PhotoAt this point, it's a definite trend. Internet merchandise fraud was once again the top scam reported to the National Consumer League's (NCL) Fraud.org site last year, the fourth year in a row that's happened.

You probably know what they're talking about. You may have seen the ads for an iPhone 7 for $69 or other too-good-to-be-true offers. They pop up on websites lile Craigslist, but also on social media and even in internet forums.

And the problem seems to be getting worse. NCL reports the amount of money consumers lost to these scams last year rose significantly. In reported complaints, the median financial loss was $600, double the amount in 2015.

Romance scam most costly

The most costly internet scam, by far, was the romance scam. That's where a scammer meets a victim on a dating site and slowly builds a relationship before asking for money. The median loss in romance scams last year topped $2,000.

The internet has always been the "wild west," but John Breyault, vice president, public policy, telecommunications and fraud at the National Consumers League, says consumers have to be extra careful these days.

“The key to avoiding these merchandise scams is to shop around," he said. "If the price you’re being quoted is far below what reputable merchants are asking, that’s a red flag of fraud.”

Odd forms of payment

Breyault says consumers should not fixate on a bargain basement price because it isn't real. And if you are asked to pay in some odd way, like a wire transfer, that's a dead giveaway that you're being played.

Since so many consumers are now wise to the wire transfer gambit, and wire transfer services now aggressively watch for suspicious activity, Breyault says more scammers are turning to gift cards for payment.

It works the same way a wire transfer does, but it's even odder. After all, how many legitimate businesses do you know that want to be paid with a gift card?
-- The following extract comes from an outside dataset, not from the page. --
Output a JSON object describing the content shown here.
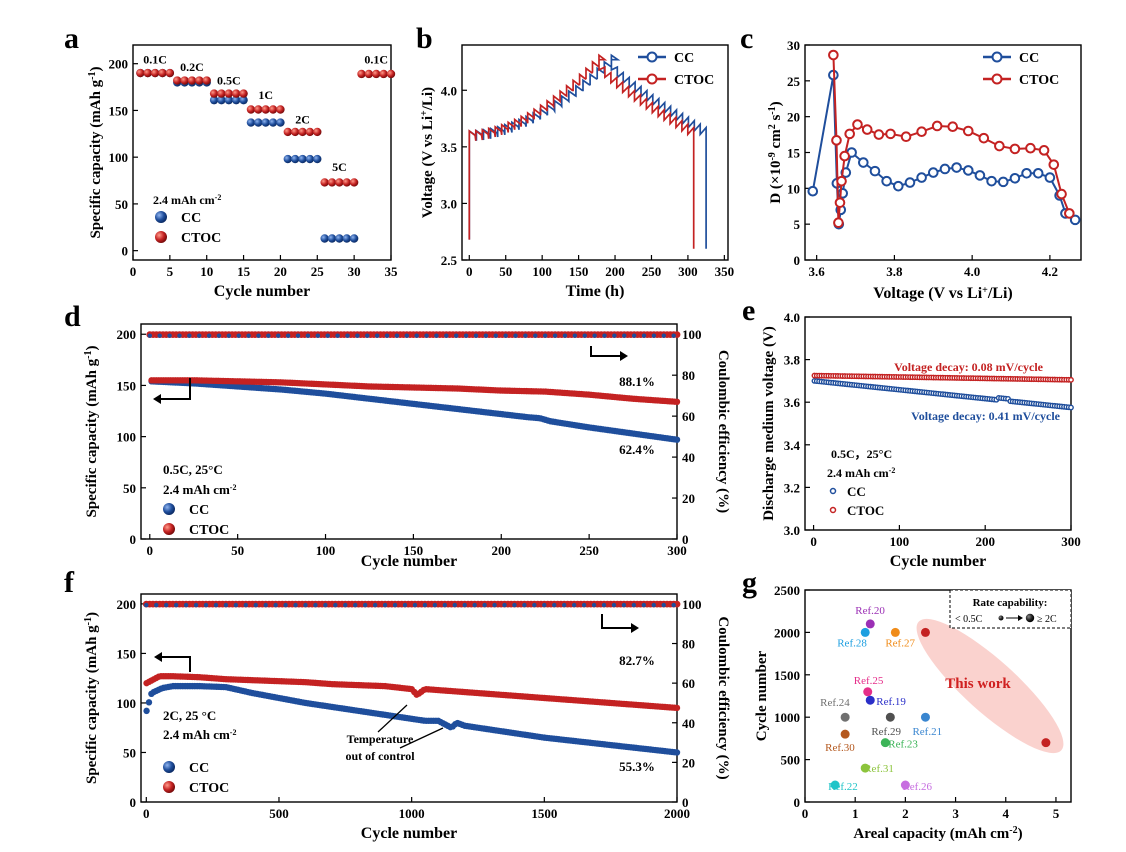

But consumers fall for it. In 2016, Fraud.org reported a 30% increase in complaints where the payment method included gift cards. In these scams, a victim is told to put a certain amount of money on a gift or money card, then send the PIN and code to the scammer.

That should be a huge tip-off that you're dealing with a scammer, but too many people fall for it. You might say they're gullible, but more likely they are thinking too much about the huge savings they think they're getting and willingly suspend a healthy sense of disbelief all consumers shopping on the internet should have.